Yüzü gözyaşları ile doldu ve elleri kan ve tozla kaplıydı, neredeyse çaresizdi. Eğer binanın içine girse bile, her yer ateşle çevriliydi ve burada hayatta kalmasının bir yolu yoktu.
Küçük kız yavaş yavaş gücünü kaybediyordu ve kıyafetleri yavaşça yırtılıyordu. Böyle bir yükseklikten, mutant geno puanlarını maksimize etmiş bir yetişkin bile düşse ölecekti, çocuktan bahsetmeye bile gerek yok.
Bam!
Küçük kızın yanında Shura hava aracının kapısı aniden açıldı ve kafasında tek bir altın boynuzla tek başına birisi çıktı ve gözleri hariç tüm yüzü bir maske ile çevrelenmişti.
Shura kırık alaşım bir zırh takımı giyiyordu ve her yerinden koyu yeşil kan akıyordu.
Shura kanı insanlardan farklıydı ve safra kadar yeşildi ki bu da birinin Shura olup olmadığını anlamanın başka bir yoluydu.
Han Sen bu Shuranın görünüşünden şok oldu. Shura’nın maskesinin dekor ve malzemelerinin arkasında birçok anlam vardı ama Han Sen bu konuda çok bir şey bilmiyordu. Ancak sadece onun altın boynuzunun görünüşünden Han Sen onun sıradan birisi olmadığını biliyordu.
Shura’ların boynuzları en önemli kimlik sembolleriydi. Boynuzlarının dört renkleri vardı; siyah, beyaz, altın ve mor.
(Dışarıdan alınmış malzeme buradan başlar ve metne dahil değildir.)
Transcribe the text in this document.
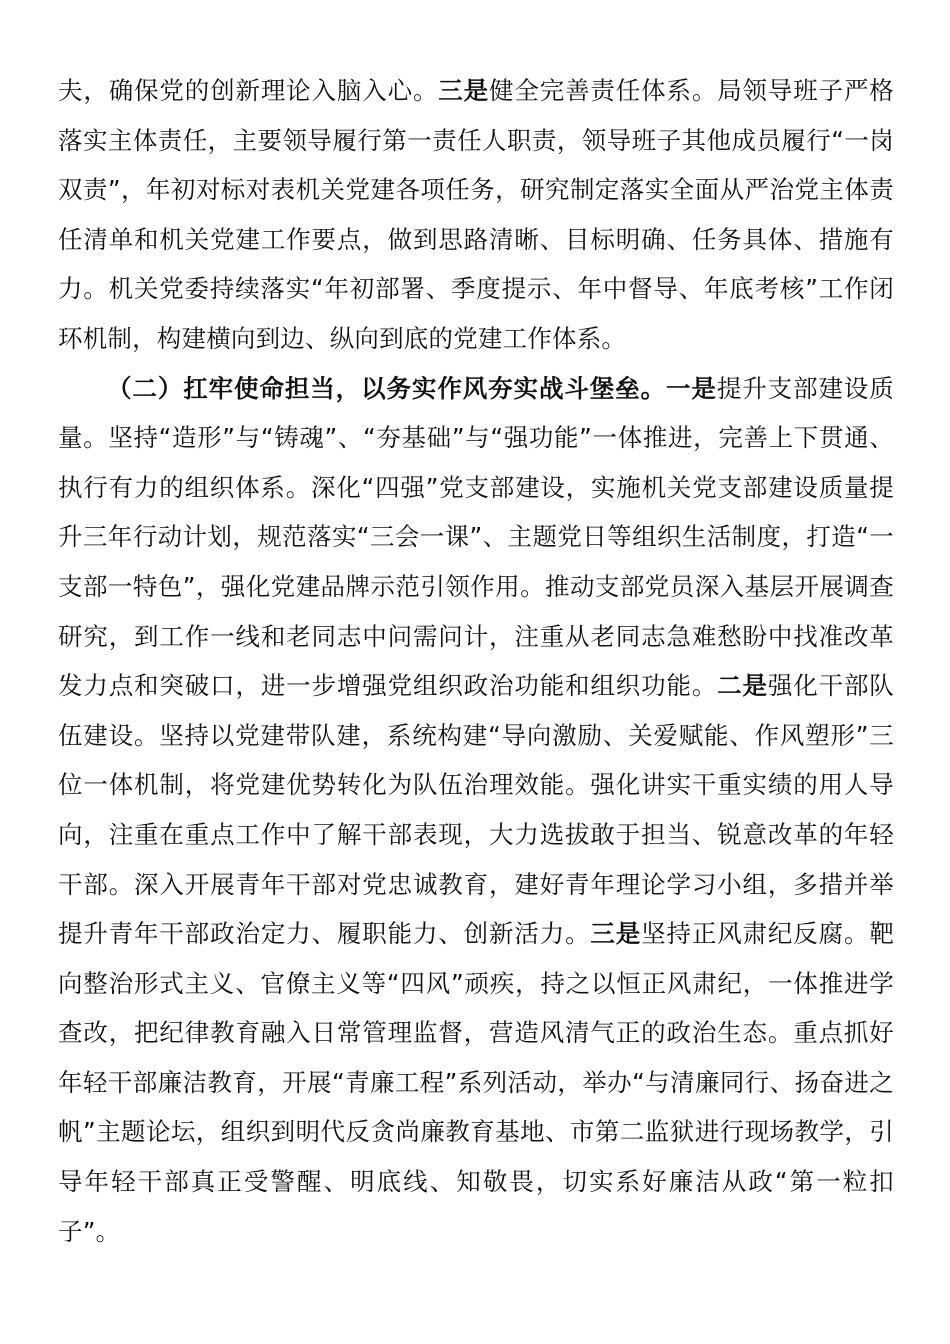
夫，确保党的创新理论入脑入心。三是健全完善责任体系。局领导班子严格落实主体责任，主要领导履行第一责任人职责，领导班子其他成员履行“一岗双责”，年初对标对表机关党建各项任务，研究制定落实全面从严治党主体责任清单和机关党建工作要点，做到思路清晰、目标明确、任务具体、措施有力。机关党委持续落实“年初部署、季度提示、年中督导、年底考核”工作闭环机制，构建横向到边、纵向到底的党建工作体系。

（二）扛牢使命担当，以务实作风夯实战斗堡垒。一是提升支部建设质量。坚持“造形”与“铸魂”、“夯基础”与“强功能”一体推进，完善上下贯通、执行有力的组织体系。深化“四强”党支部建设，实施机关党支部建设质量提升三年行动计划，规范落实“三会一课”、主题党日等组织生活制度，打造“一支部一特色”，强化党建品牌示范引领作用。推动支部党员深入基层开展调查研究，到工作一线和老同志中问需问计，注重从老同志急难愁盼中找准改革发力点和突破口，进一步增强党组织政治功能和组织功能。二是强化干部队伍建设。坚持以党建带队建，系统构建“导向激励、关爱赋能、作风塑形”三位一体机制，将党建优势转化为队伍治理效能。强化讲实干重实绩的用人导向，注重在重点工作中了解干部表现，大力选拔敢于担当、锐意改革的年轻干部。深入开展青年干部对党忠诚教育，建好青年理论学习小组，多措并举提升青年干部政治定力、履职能力、创新活力。三是坚持正风肃纪反腐。靶向整治形式主义、官僚主义等“四风”顽疾，持之以恒正风肃纪，一体推进学查改，把纪律教育融入日常管理监督，营造风清气正的政治生态。重点抓好年轻干部廉洁教育，开展“青廉工程”系列活动，举办“与清廉同行、扬奋进之帆”主题论坛，组织到明代反贪尚廉教育基地、市第二监狱进行现场教学，引导年轻干部真正受警醒、明底线、知敬畏，切实系好廉洁从政“第一粒扣子”。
Siyah boynuzlular siviller, beyaz boynuzlular elitler, altın boynuzlu olanlar aristokratlar ve mor boynuzlu olanlarda kraliyetten olanlardı.
Bu rastgele bir uçaktan Han Sen’i şaşırtan bir aristokrat çıkmıştı.
Shura elinde siyah katana tutuyordu. Shura’ların hepsi harika fiziklere sahiptiler. Herhangi bir yetişkin Shura, evrimleşici bir insan ile el ele bir savaşta eşleşebilirdi. Güçlü olan Shura’lar üstün olan seviyesine bile erişebilirdi. (Çn: evrimleşici ikinci gods sanctuary, üçüncü gods sanctuaryde olanlara ne dedik hatırlamıyorum üstün olan yazdım)
Shura uçaktan çıktı ve ağlayan küçük bir kız gördü. Gözlerinde acımasız bir parıltıyla katanasını kaldırdı ve küçük kızın kafasına doğru bir kesim attı.
Han Sen kara böcek, kanlı katil ve mor kanatlı ejderha canavar ruhlarının hepsini bir kerede çağırdı ve kendisini altın bir zırhla kaplı kanatlı bir centaur’a çevirdi ve kanatları bile altın zırhla kaplanmıştı.
Boom!
Devasa kanatla hemen onu binanın ortasına getirdi. Kızı bir eliyle kavrayan Han Sen diğer eliyle Shura’nın katanasının ağzını yakaladı.
Kan aniden bıçak boyunca aktı.
(Çn: Yorum yazmayı çok sevmem ama milyarca insan yaşayan gezegende bir kahraman sensin zaten a.q.)